Giraffe Portrait .2. Original Art

Size: 290mm x 560mm

Giclee 'OPEN EDITION' Prints Available
Price: £450.00

Original Painting Medium: Oil on canvas
Scientific Name: Giraffa camelopardalis
Region: Africa

There are 9 sub-species of giraffe. A Reticulated giraffe coat consists of large, polygonal liver-coloured spots outlined by a network of bright white lines. A Rothschild's giraffe has deep brown blotches sometimes rectangular-shaped, a Southern giraffe has leafy shaped blotches, and West African giraffes have pale, reddish yellow blotches. The giraffe depicted in my artwork is one of the Southern savannah subspecies of giraffe probably an intermediate between Giraffa camelopardalis angolensis and Giraffa camelopardalis giraffa.

As giraffes can reach a height of 15ft-18ft we rarely have the opportunity to see one face to face. I wanted to portray this chap as he towered above the bushes with his curious watchful expression.  Andrew Watts kindly provided photographic reference. My Giraffe painting is an oil painting on canvas.

This giraffe was in the Moremi Game Reserve which occupies part of the Okavango Delta, Botswana. Moremi was the first wildlife sanctuary created by an African tribe, namely the BaTawana, in 1963. As there is little poaching, the game are very relaxed in the presence of people and carry on going about their business while you look on.

Giraffes have an an exceptionally long neck. Although their neck is very long: they only have 7 vertebrae, just like humans! They also have a keen sense of hearing and sight. The giraffe has the advantage of being able to scan the widest area in order to spot hidden predators. Majestic and leisurely in movement, the long legged giraffe lives in the African savannah, south of the Sahara. Giraffes prefer dry open country covered with bush and occasionally will venture into areas lightly wooded with acacia trees.

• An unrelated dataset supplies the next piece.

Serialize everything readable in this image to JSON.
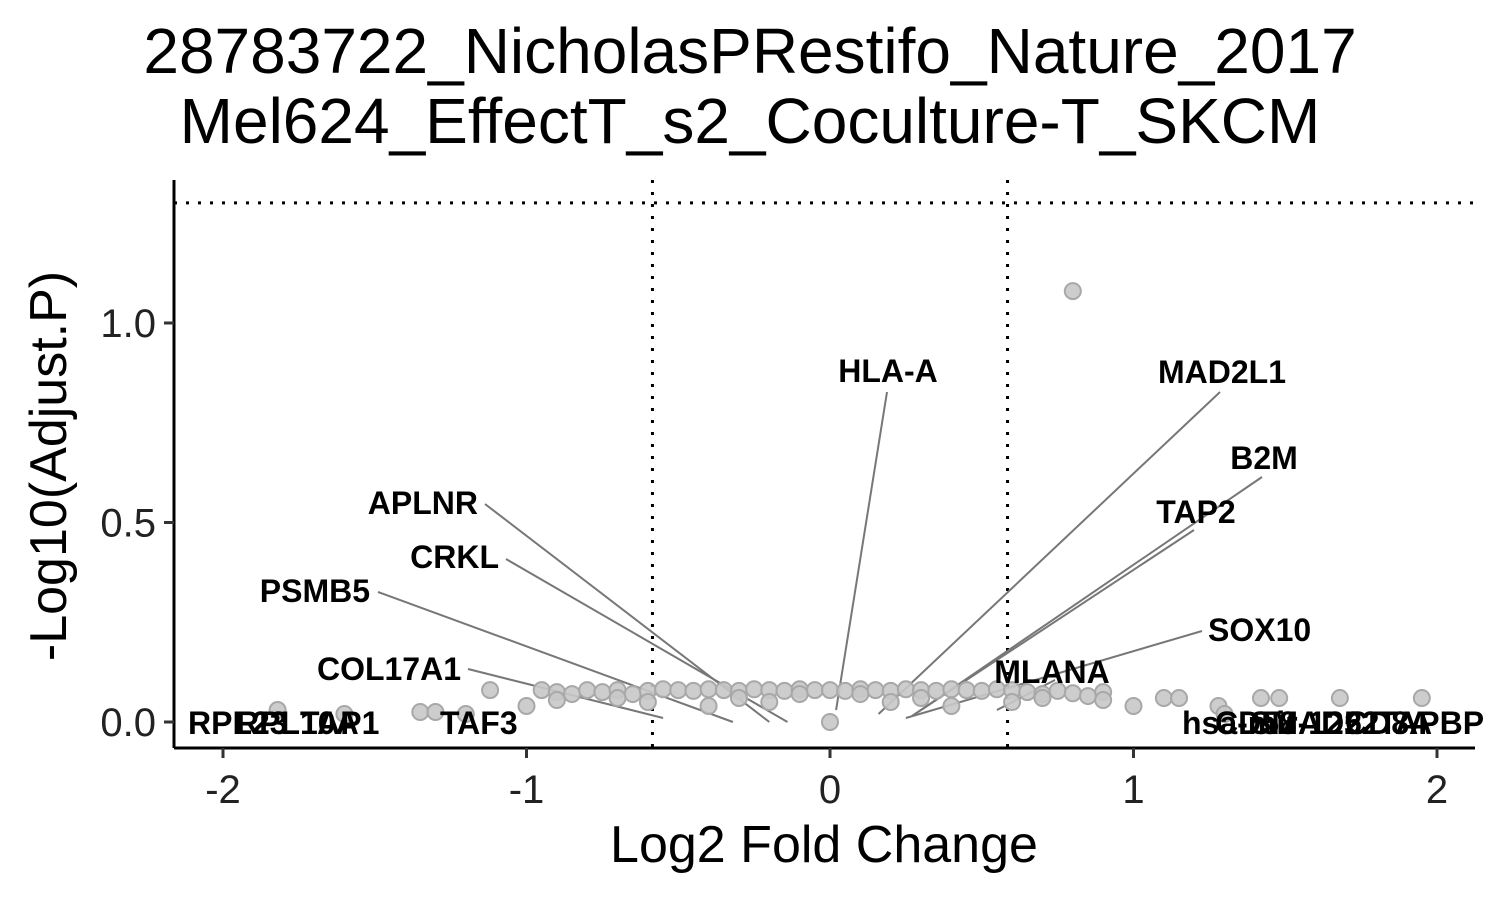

Preyed upon by lions a giraffe can escape danger by galloping at up to 35 m.p.h. and if threatened can deliver a hefty kick with its forelegs. Males will only kick-out at predators. When sparring with each other they use a technique known as 'necking'. Each giraffe will lower its head and swing it at the opponent's head or body. The blows can be very heavy and heard some distance away. The impact may be so violent as to break or injure the opponents spinal column but once the contestants begin swaying their necks they are unable to take precise aim and it is relatively simple for evasive action to be taken. One of the rivals usually surrenders before any great damage is done.

These graceful creatures have found a niche in which they can live quite contentedly. Using a long flexible prehensile tongue giraffes eat the nutritious leaves at the tops of the trees. With well developed mobile lips they tear off the twigs, fruit and the prickliest shoots without having to compete with other herbivores.